Canada to be reviewed by UN for Treatment of Indigenous People

The United Nations is anticipated to review Canada’s treatment of indigenous peoples, as the human rights record of the country comes under scrutiny on Friday. The documents submitted, in advance of Canada’s universal period review, to the UN Human Rights Council in Geneva, i.e. scheduled for Friday morning, exhibits that numerous countries are curious about Canada’s efforts towards aboriginal population.

Among those countries which submitted written questions, were the Netherlands, the United Kingdom, Slovenia, Sweden and Mexico, which were inquiring about whether Canada is making sufficient efforts to counter the issue of violence against indigenous women. The Universal Periodic Review examined a total of 193 UN member states which underwent reviews of their human rights records every four years. The UN Secretary-General, Ban Ki-Moon, mentioned that the review “has great potential to promote and protect human rights in the darkest corners of the world.”

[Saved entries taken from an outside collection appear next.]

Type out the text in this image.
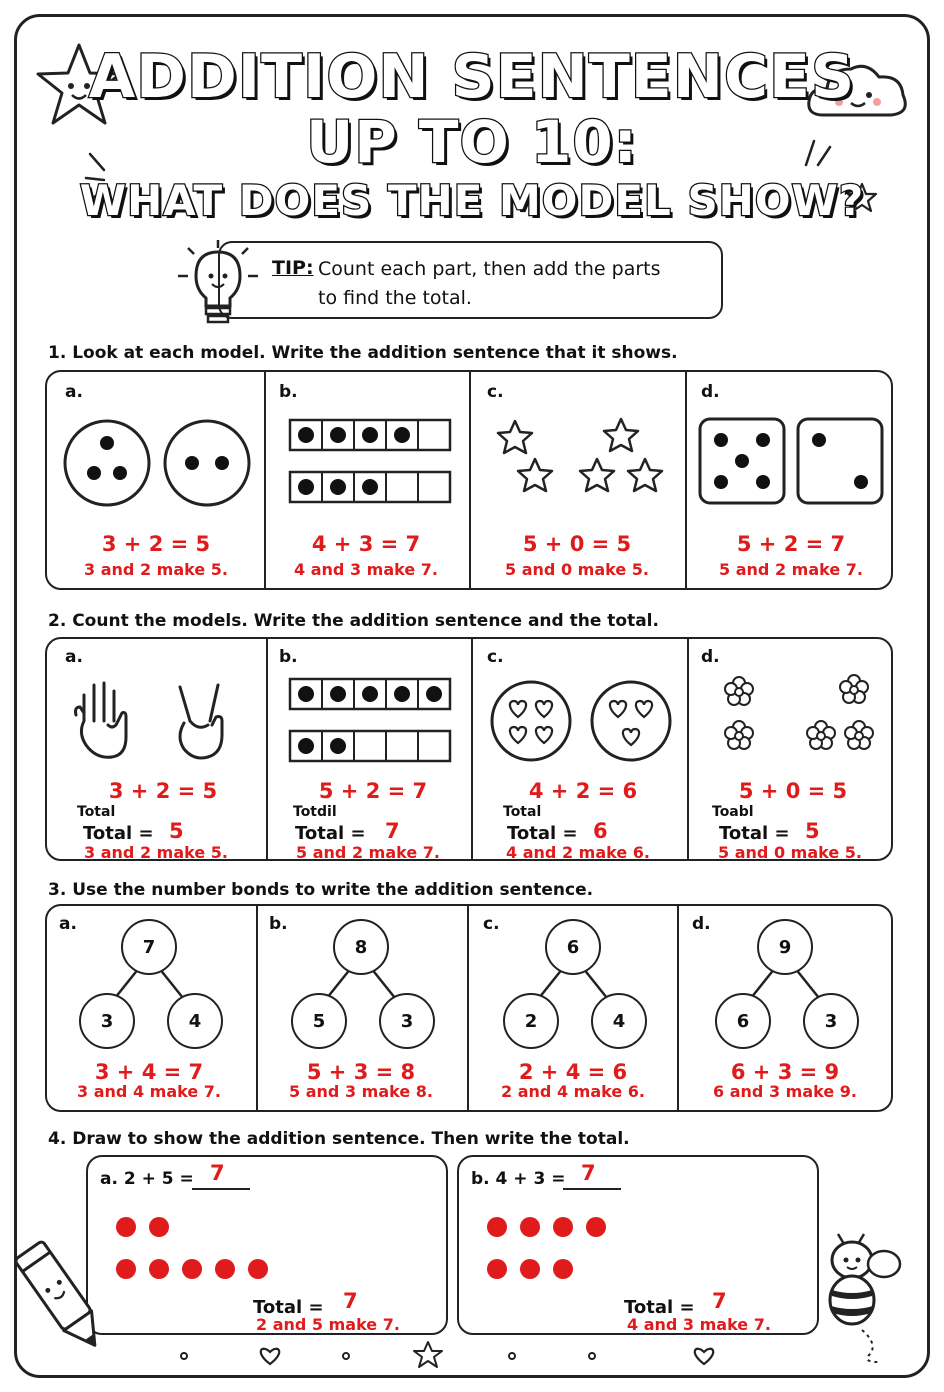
ADDITION SENTENCES
UP TO 10:
WHAT DOES THE MODEL SHOW?
TIP: Count each part, then add the parts
to find the total.
1. Look at each model. Write the addition sentence that it shows.
a.	b.	c.	d.
3 + 2 = 5
3 and 2 make 5.
4 + 3 = 7
4 and 3 make 7.
5 + 0 = 5
5 and 0 make 5.
5 + 2 = 7
5 and 2 make 7.
2. Count the models. Write the addition sentence and the total.
a.	b.	c.	d.
3 + 2 = 5	5 + 2 = 7	4 + 2 = 6	5 + 0 = 5
Total	Totdil	Total	Toabl
Total = 5	Total = 7	Total = 6	Total = 5
3 and 2 make 5.	5 and 2 make 7.	4 and 2 make 6.	5 and 0 make 5.
3. Use the number bonds to write the addition sentence.
a.	b.	c.	d.
7
3	4
8
5	3
6
2	4
9
6	3
3 + 4 = 7
3 and 4 make 7.
5 + 3 = 8
5 and 3 make 8.
2 + 4 = 6
2 and 4 make 6.
6 + 3 = 9
6 and 3 make 9.
4. Draw to show the addition sentence. Then write the total.
a. 2 + 5 = 7
Total = 7
2 and 5 make 7.
b. 4 + 3 = 7
Total = 7
4 and 3 make 7.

This is the second time that Canada is being reviewed since the Human Rights Council was established in 2006. Canada has acknowledged only less than half of the total 68 recommendations from member states that stemmed from its last review in 2009, as it partially rejected 22 and completely rejected 14. The rejected advice belonged to the areas including aboriginal rights, racial discrimination and fighting poverty. At the time, some human rights groups called it a missed opportunity to set a better example for states with lesser human rights records.